Il y a dans l'art, aussi bien que dans la vie, deux approches fondamentales : l'identification et la communication. L'identification est l'approche proposée aussi par les mass médias ; on peut la sentir on ne pas la sentir, et dans une relation, elle constitue le terme passif de la dialectique passion-action. Par contre, dans la communication, il y a une intentionalité directe qui peut aboutir au changement réciproque. Chacun vit l'adolescence comme une période de passage où l'identification est l'expérience fondamentale. Puis, à mesure que sa subjectivité s'affermit, le besoin d'identification se réduit. Nous raisonnons davantage avec notre tête et c'est en étant pleinement autonomes que nous cherchons le rapport avec autrui. Il va de soi que les mêmes modalités intersubjectives régissent aussi les rapports des autres avec nous. Lacan affirme que l'enfant, s'étant rendu compte qu'il ne peut pas posséder sa mère, dirige son désir sur un objet. Cet objet est le prototype de la création artistique, appelé à remplacer un amour rendu impossible par le conflit avec le père. Mais tout ceci, loin de correspondre à la nature ontologique de l'homme, n'est qu'un mécanisme psychologique de notre culture spécifique. Pour ma part, j'ai une autre conception existentielle. Selon moi, il y a le moment où l'on tombe amoureux qui, tout important qu'il soit, n'est qu'une phase d'un processus communicatif fondé sur la réciprocité et sur l'interaction consciente. Je vois donc que personne n'est jamais totalement réalisé, n'est jamais achevé. Il faut vérifier continuellement sa propre personnalité ; cependant, si l'on est disponible pour communiquer, cela ne signifie pas que l'on est disponible pour s'identifier continuellement, mais pour modifier dans un sens historique sa propre identité. Il est merveilleux de tomber amoureux, mais il y a une suite, qu'il faut vivre si on veut vraiment aimer.

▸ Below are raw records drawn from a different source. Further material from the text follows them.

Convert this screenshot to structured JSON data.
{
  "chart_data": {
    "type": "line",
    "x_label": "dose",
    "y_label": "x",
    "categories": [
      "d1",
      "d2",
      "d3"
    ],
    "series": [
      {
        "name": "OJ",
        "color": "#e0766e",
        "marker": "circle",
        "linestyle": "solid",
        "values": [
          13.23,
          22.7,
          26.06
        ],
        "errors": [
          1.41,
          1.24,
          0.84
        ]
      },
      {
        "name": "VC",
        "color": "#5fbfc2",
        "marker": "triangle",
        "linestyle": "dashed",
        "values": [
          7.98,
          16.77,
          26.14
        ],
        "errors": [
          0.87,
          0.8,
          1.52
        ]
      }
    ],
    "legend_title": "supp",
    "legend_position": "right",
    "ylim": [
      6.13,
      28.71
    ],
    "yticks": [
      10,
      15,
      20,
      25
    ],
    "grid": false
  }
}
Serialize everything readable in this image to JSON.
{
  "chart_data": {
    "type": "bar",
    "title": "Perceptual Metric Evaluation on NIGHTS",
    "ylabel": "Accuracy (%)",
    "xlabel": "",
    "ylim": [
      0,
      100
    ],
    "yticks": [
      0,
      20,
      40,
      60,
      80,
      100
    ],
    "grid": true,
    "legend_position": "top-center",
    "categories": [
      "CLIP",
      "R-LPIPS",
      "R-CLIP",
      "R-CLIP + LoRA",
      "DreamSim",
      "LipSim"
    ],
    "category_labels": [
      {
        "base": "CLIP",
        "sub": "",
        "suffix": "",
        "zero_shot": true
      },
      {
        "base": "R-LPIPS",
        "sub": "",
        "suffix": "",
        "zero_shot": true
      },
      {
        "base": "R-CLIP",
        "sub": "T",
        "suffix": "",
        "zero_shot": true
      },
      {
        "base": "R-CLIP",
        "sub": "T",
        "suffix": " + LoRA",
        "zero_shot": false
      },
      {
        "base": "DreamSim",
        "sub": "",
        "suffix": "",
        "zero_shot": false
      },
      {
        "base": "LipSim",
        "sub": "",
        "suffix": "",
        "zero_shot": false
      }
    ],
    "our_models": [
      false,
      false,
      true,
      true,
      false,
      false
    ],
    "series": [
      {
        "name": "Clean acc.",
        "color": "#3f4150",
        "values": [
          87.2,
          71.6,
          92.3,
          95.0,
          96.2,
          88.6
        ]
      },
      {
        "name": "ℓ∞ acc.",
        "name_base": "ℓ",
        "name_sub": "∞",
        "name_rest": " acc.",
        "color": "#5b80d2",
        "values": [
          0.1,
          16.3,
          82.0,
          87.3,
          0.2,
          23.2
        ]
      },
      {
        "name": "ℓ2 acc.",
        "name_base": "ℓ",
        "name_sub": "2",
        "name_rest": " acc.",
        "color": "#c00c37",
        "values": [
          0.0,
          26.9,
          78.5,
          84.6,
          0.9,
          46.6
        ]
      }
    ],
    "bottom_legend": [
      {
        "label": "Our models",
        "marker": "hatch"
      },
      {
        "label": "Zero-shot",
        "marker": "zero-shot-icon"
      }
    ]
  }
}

Le discours sur la subjectivité peut progresser si on renonce au jeu des perpétuels coups de foudre amoureux, qui ne font que différer le moment où l'on se transforme vraiment en se rendant disponible pour le devenir, grâce à une mutation dialectique, mais aussi structurelle, de sa propre identité. En substance, il arrive un moment où pour communiquer il faut savoir se transformer et où pour se transformer il faut aussi mourir, dans le sens où une partie de nous meurt pour permettre à une autre partie de naître. C'est douloureux, mais nécessaire, voire indispensable.

Piero Gilardi, "Interview pour Juliet", Turin, 1986, Texte paru dans Juliet n°40, Trieste, 1986, in Not for sale, À la recherche de l'art relationnel 1982-2000, Dijon, Les presses du réel, 2002, p. 58.